Hip-hop is dying. Well, ‘traditional’ or ‘real’ hip-hop — at least, to many hip-hop critics, media outlets and fans — is dying. Yet, Killer Mike won the 2024 Grammy Awards for Best Rap Album, Best Rap Performance and Best Rap Song over artists like Travis Scott and Metro Boomin, pioneers of melodic, modern trap rap. I’m describing ‘real’ hip-hop as contemporary hip-hop music that incorporates boom bap-influenced instrumentals, gospel or rhythm and blues vocal sampling and conscious writing. Recently, very little ‘real’ hip-hop has entered the Billboard Hot 100 R&B/Hip-Hop charts; in fact, the 2023 charts feature few ‘real’ hip-hop records. Does this absence of ‘real’ hip-hop result from the decrease in quality of ‘real’ hip-hop releases? Considering that Mick Jenkins, Aesop Rock, Earl Sweatshirt, Nas and Killer Mike all released critically acclaimed albums in 2023, the production of ‘real’ hip-hop evidently has neither diminished nor disappeared. Yet, ‘real’ hip-hop rarely receives mainstream popularity.

While numerous young rappers have emerged to sustain the trap rap audience, ‘real’ hip-hop rappers, such as Danny Brown, ScHoolboy Q, Conway the Machine, Kendrick Lamar and J. Cole have experimented with the expansion of ‘real’ hip-hop.
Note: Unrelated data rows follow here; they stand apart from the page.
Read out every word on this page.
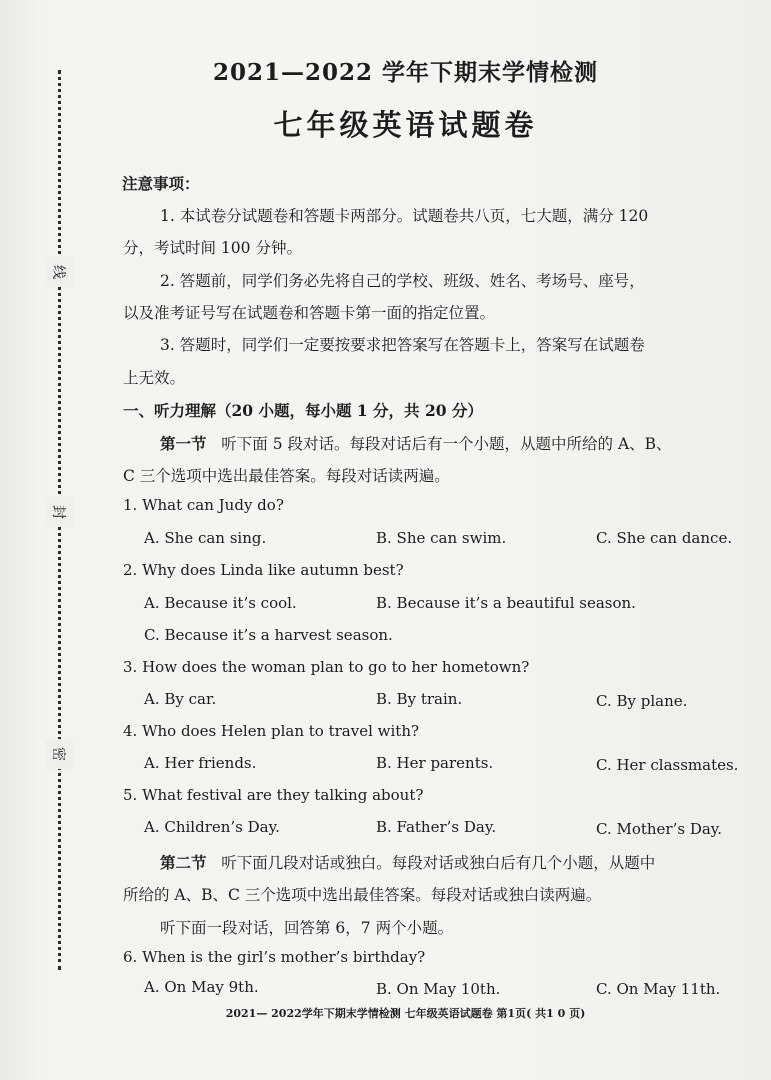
线
封
密
2021—2022 学年下期末学情检测
七年级英语试题卷
注意事项：
1. 本试卷分试题卷和答题卡两部分。试题卷共八页，七大题，满分 120
分，考试时间 100 分钟。
2. 答题前，同学们务必先将自己的学校、班级、姓名、考场号、座号，
以及准考证号写在试题卷和答题卡第一面的指定位置。
3. 答题时，同学们一定要按要求把答案写在答题卡上，答案写在试题卷
上无效。
一、听力理解（20 小题，每小题 1 分，共 20 分）
第一节 听下面 5 段对话。每段对话后有一个小题，从题中所给的 A、B、
C 三个选项中选出最佳答案。每段对话读两遍。
1. What can Judy do?
A. She can sing.	B. She can swim.	C. She can dance.
2. Why does Linda like autumn best?
A. Because it’s cool.	B. Because it’s a beautiful season.
C. Because it’s a harvest season.
3. How does the woman plan to go to her hometown?
A. By car.	B. By train.	C. By plane.
4. Who does Helen plan to travel with?
A. Her friends.	B. Her parents.	C. Her classmates.
5. What festival are they talking about?
A. Children’s Day.	B. Father’s Day.	C. Mother’s Day.
第二节 听下面几段对话或独白。每段对话或独白后有几个小题，从题中
所给的 A、B、C 三个选项中选出最佳答案。每段对话或独白读两遍。
听下面一段对话，回答第 6，7 两个小题。
6. When is the girl’s mother’s birthday?
A. On May 9th.	B. On May 10th.	C. On May 11th.
2021— 2022学年下期末学情检测 七年级英语试题卷 第1页( 共1 0 页)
Essentially, these rappers have taken components of ‘real’ hip-hop (boom bap-influenced instrumentals, gospel or R&B vocal sampling and intense rhythmic, staccato rapping) and then bent them. On his new studio album “Blue Lips,” which was released on March 1, ScHoolboy Q demonstrates his comfort in experimenting with and exiting from ‘real’ hip-hop. While vocal samples float across refined percussion, Q combines sharp rhythmic rapping with melodic croons. Lyrically, Q experiments as well — as some hip-hop media suggests, trap rappers like Travis Scott, Future and others, discuss violence, drugs and sex in their music, whereas ‘real’ hip-hop rappers, like Lamar and Cole, consciously rap about social issues. Meanwhile, Q combines introspective lyrics with braggadocious bars. Similarly, Griselda Records rappers Westside Gunn, Conway the Machine and Benny the Butcher complicate traditional ‘real’ hip-hop components in their experimental records.

Really, hip-hop is not dying. Certainly, trap rap continues to dominate charts. However, ‘real’ hip-hop is not disappearing. Instead, ‘real’ hip-hop artists are experimenting. Throughout the 2010s and into the 2020s, hip-hop has fallen into mundanity. Yet, hip-hop originates from experimentation, evolution and deconstruction. Currently, trap rap, which maintains more mainstream appeal, dominates the charts for many reasons, but ‘real’ hip-hop fails to register in mainstream music for one primary reason: The (sub)genre is evolving — sonically, thematically and technically. Until metamorphosis, butterflies cannot fly. Similarly, ‘real’ hip-hop cannot ‘fly’ until metamorphosis is achieved. Music evolves; artists evolve; hip-hop evolves.